With the exception of Chapter 8, this is a really good summary of current thinking about Easter Island. The authors present a good synthesis of previous research and also propose (for the most part) well researched ideas about other possible aspects, such as the impact of rats on the island’s ecology, the use of “rock mulch”, and the mapping of roads probably used to move the statues. This is all presented clearly, with useful references for those who are interested but plenty of descriptive documentation for those who aren’t.

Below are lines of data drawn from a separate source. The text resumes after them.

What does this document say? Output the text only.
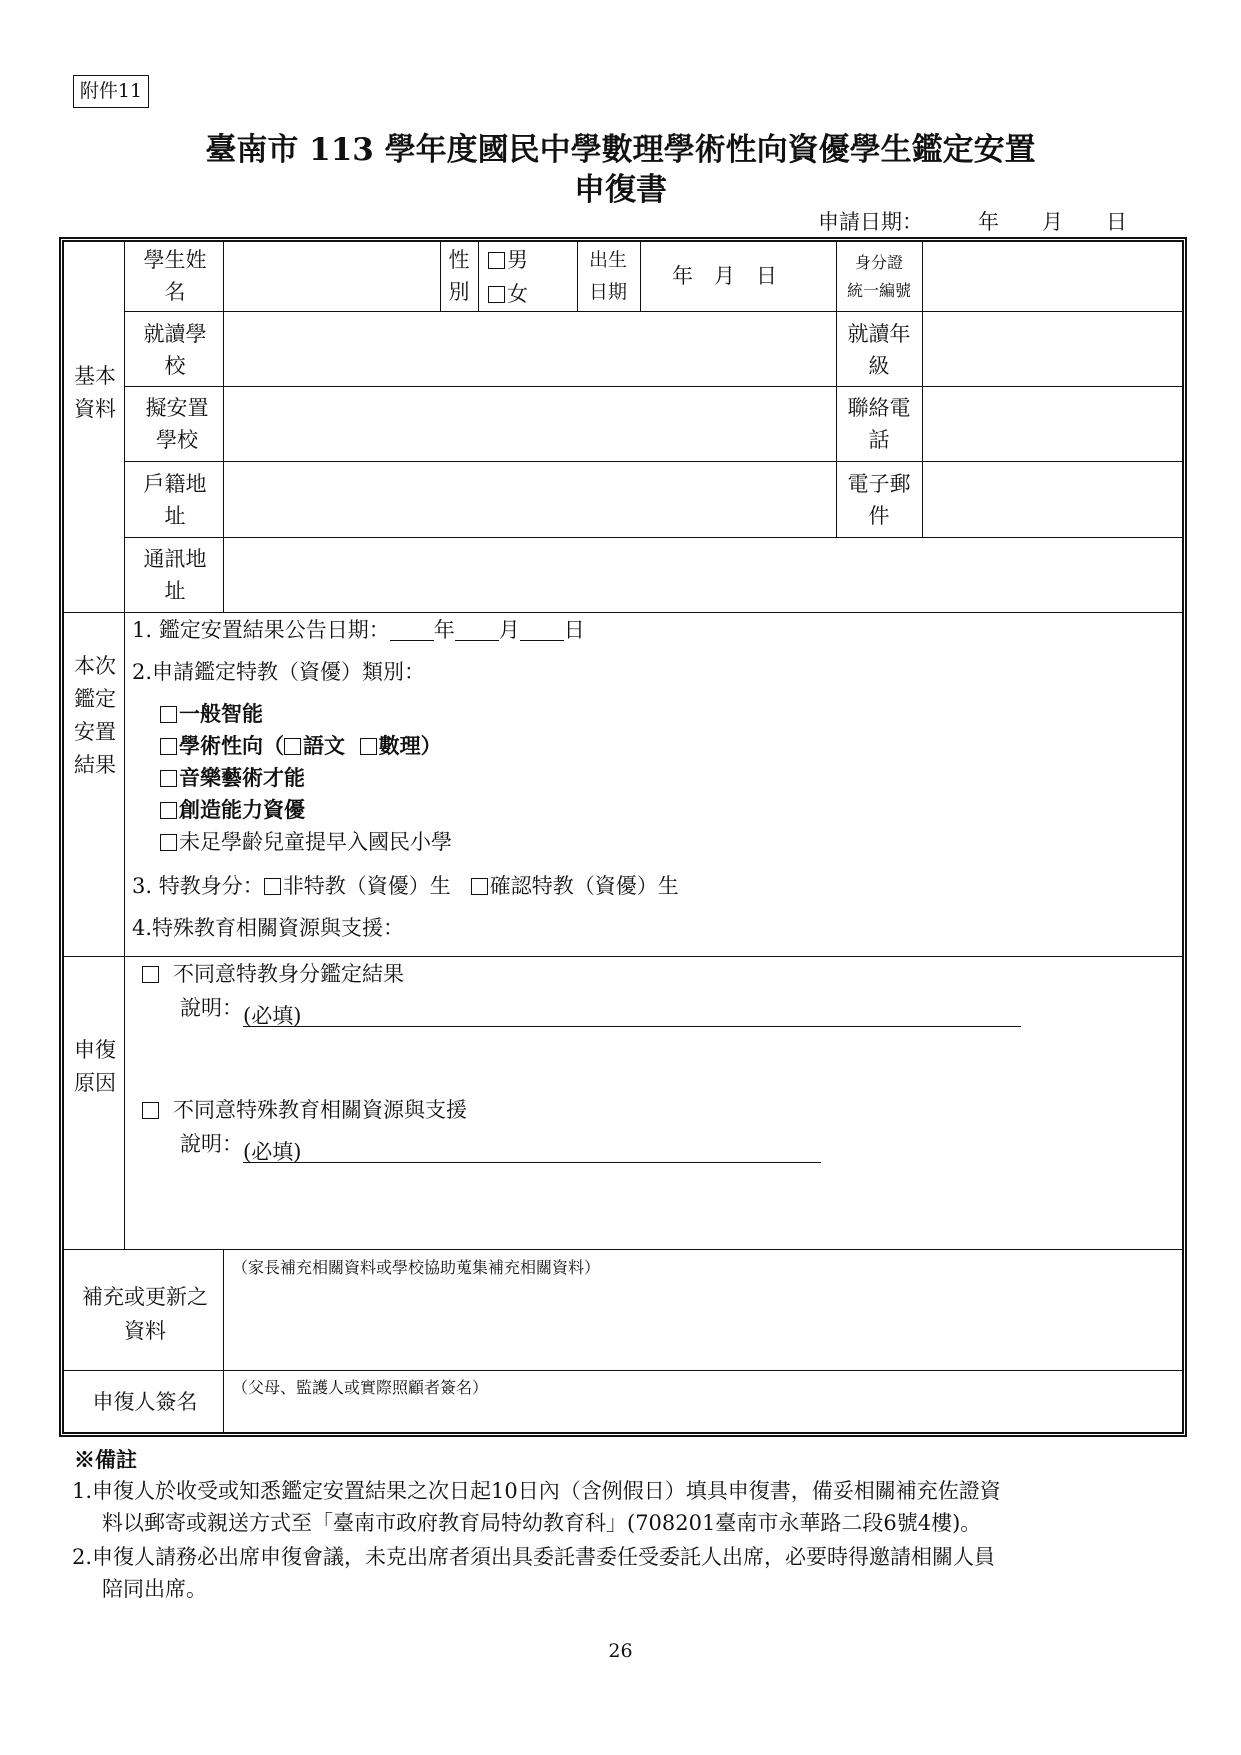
附件11
臺南市 113 學年度國民中學數理學術性向資優學生鑑定安置
申復書
申請日期：	年 月 日
基本資料
本次鑑定安置結果
申復原因
學生姓名
性別
男
女
出生日期
年　月　日
身分證
統一編號
就讀學校
就讀年級
擬安置學校
聯絡電話
戶籍地址
電子郵件
通訊地址
1. 鑑定安置結果公告日期： 年 月 日
2.申請鑑定特教（資優）類別：
一般智能
學術性向（ 語文 數理）
音樂藝術才能
創造能力資優
未足學齡兒童提早入國民小學
3. 特教身分： 非特教（資優）生 確認特教（資優）生
4.特殊教育相關資源與支援：
不同意特教身分鑑定結果
說明：(必填)
不同意特殊教育相關資源與支援
說明：(必填)
補充或更新之資料
（家長補充相關資料或學校協助蒐集補充相關資料）
申復人簽名
（父母、監護人或實際照顧者簽名）
※備註
1.申復人於收受或知悉鑑定安置結果之次日起10日內（含例假日）填具申復書，備妥相關補充佐證資
料以郵寄或親送方式至「臺南市政府教育局特幼教育科」(708201臺南市永華路二段6號4樓)。
2.申復人請務必出席申復會議，未克出席者須出具委託書委任受委託人出席，必要時得邀請相關人員
陪同出席。
26
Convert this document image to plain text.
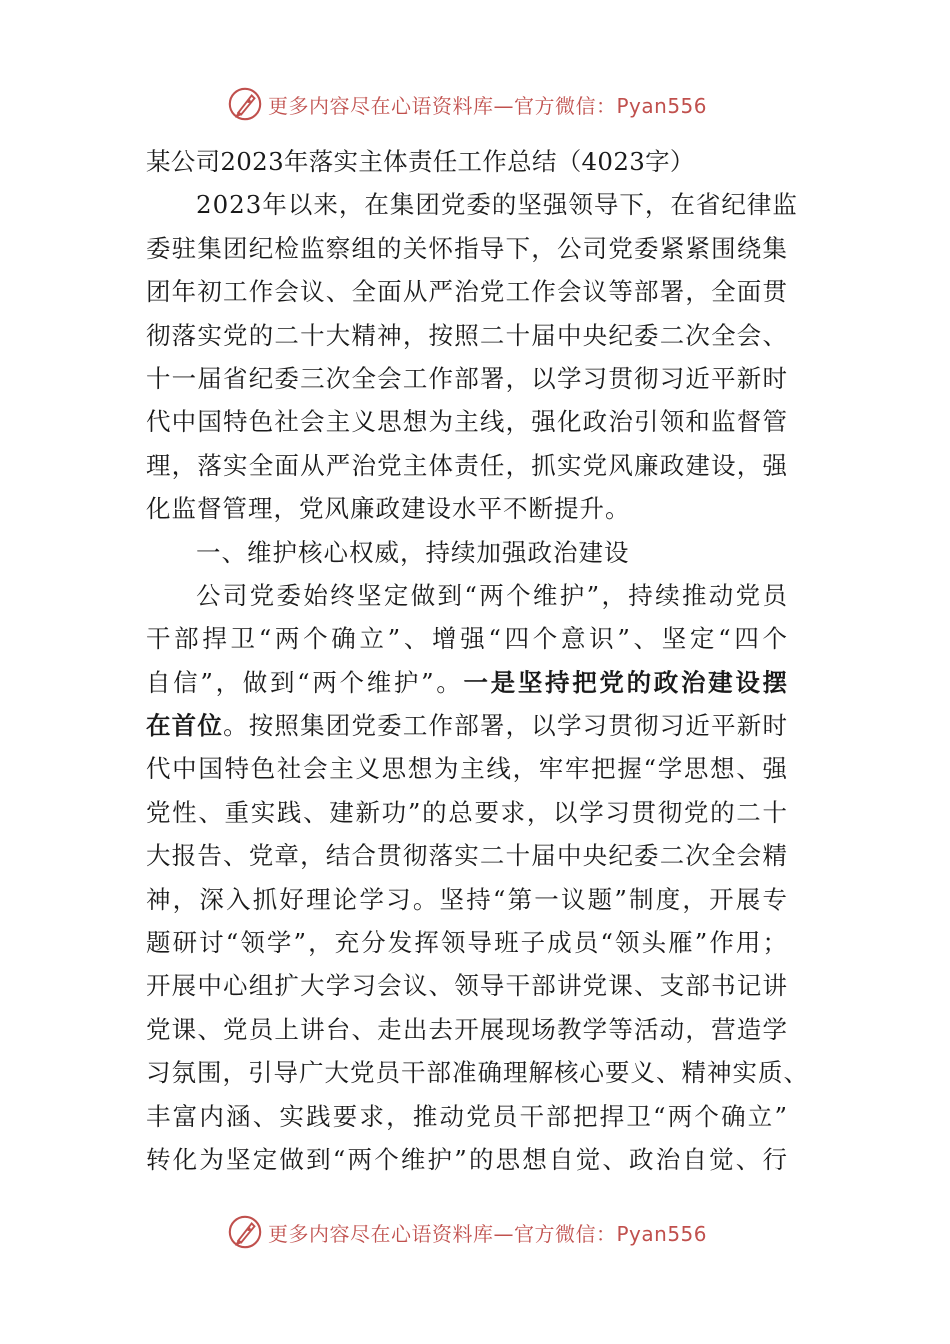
更多内容尽在心语资料库—官方微信：Pyan556
某公司2023年落实主体责任工作总结（4023字）
2023年以来，在集团党委的坚强领导下，在省纪律监
委驻集团纪检监察组的关怀指导下，公司党委紧紧围绕集
团年初工作会议、全面从严治党工作会议等部署，全面贯
彻落实党的二十大精神，按照二十届中央纪委二次全会、
十一届省纪委三次全会工作部署，以学习贯彻习近平新时
代中国特色社会主义思想为主线，强化政治引领和监督管
理，落实全面从严治党主体责任，抓实党风廉政建设，强
化监督管理，党风廉政建设水平不断提升。
一、维护核心权威，持续加强政治建设
公司党委始终坚定做到“两个维护”，持续推动党员
干部捍卫“两个确立”、增强“四个意识”、坚定“四个
自信”，做到“两个维护”。一是坚持把党的政治建设摆
在首位。按照集团党委工作部署，以学习贯彻习近平新时
代中国特色社会主义思想为主线，牢牢把握“学思想、强
党性、重实践、建新功”的总要求，以学习贯彻党的二十
大报告、党章，结合贯彻落实二十届中央纪委二次全会精
神，深入抓好理论学习。坚持“第一议题”制度，开展专
题研讨“领学”，充分发挥领导班子成员“领头雁”作用；
开展中心组扩大学习会议、领导干部讲党课、支部书记讲
党课、党员上讲台、走出去开展现场教学等活动，营造学
习氛围，引导广大党员干部准确理解核心要义、精神实质、
丰富内涵、实践要求，推动党员干部把捍卫“两个确立”
转化为坚定做到“两个维护”的思想自觉、政治自觉、行
更多内容尽在心语资料库—官方微信：Pyan556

As someone who talks about Rapa Nui in class, this will be a very useful resource.However, I am at a loss to explain Chapter 8. It’s like someone else hijacked the book and snuck this chapter in while the authors weren’t looking. The prose is confusing, the ideas from evolutionary archaeology are not explained well (or even entirely accurately), and the argument itself is vague. For example, costly signaling doesn’t require that the signaler be accurate, as long as the message is believed (as anyone who has ever successfully misrepresented their social status—or indeed their physical prowess—knows). Con men do this for a living. A really good bluff can often be as effective as a true representation. Further, it is never stated clearly what this has to do with the statues. Do we know that the larger statues were seen as indicating increased status? Is this something like “I want this guy, he has a really large…statue”? Or is this simply an assumption? If we can’t know the underlying meaning of the statues (and the authors say this repeatedly), then how can we know that the larger ones were more highly valued? Also, it would appear that they are implying that the production of statues took time away from producing more crops. But is this something that can be demonstrated, or is it just assumed? People in many other cultures manage to both produce big things and grow lots of stuff, so why not here? Agriculture is marginal, and there are a lot of big statues, so the two must be linked? This argument needs more data to support it.That said, this is otherwise a terrific book. The chapter on the impact of Europeans is particularly useful, as it is clear that the story of Easter Island doesn’t end with the construction of the statues. So I highly recommend this book—just skip Chapter 8! You won’t be missing anything and you don’t need it to get a lot out of an otherwise useful book.

Popularized books and articles about Easter Island tend to fall into one of two categories. The first is the "amazing mysteries" genre, about how the people of the island were so ingenious that they created and moved huge statues in ways that "modern science" can't figure out. The other is the ecological-cautionary-tale genre, about how the people of the island were so foolish that they cut down all the trees. Both are more concerned with contemporary commerical or ideological ends than with trying to figure out what actually happened on the island.That's what this book is about. It turns out that the people of the island were neither magicians nor fools; they were simply people trying -- with remarkable success given the obstacles -- to move their tropical civilization to a subtropical climate. Their actions are consistent with known archeology and sociology. The story does also involve both ingenuity and ecology, though, and the truth is no less interesting than the fantasies.I read the Kindle version on a iPad; as usual, the maps and drawings are indistinct and are difficult to match with the text. But this book for the most part does not depend on them so that's really not a significant problem here.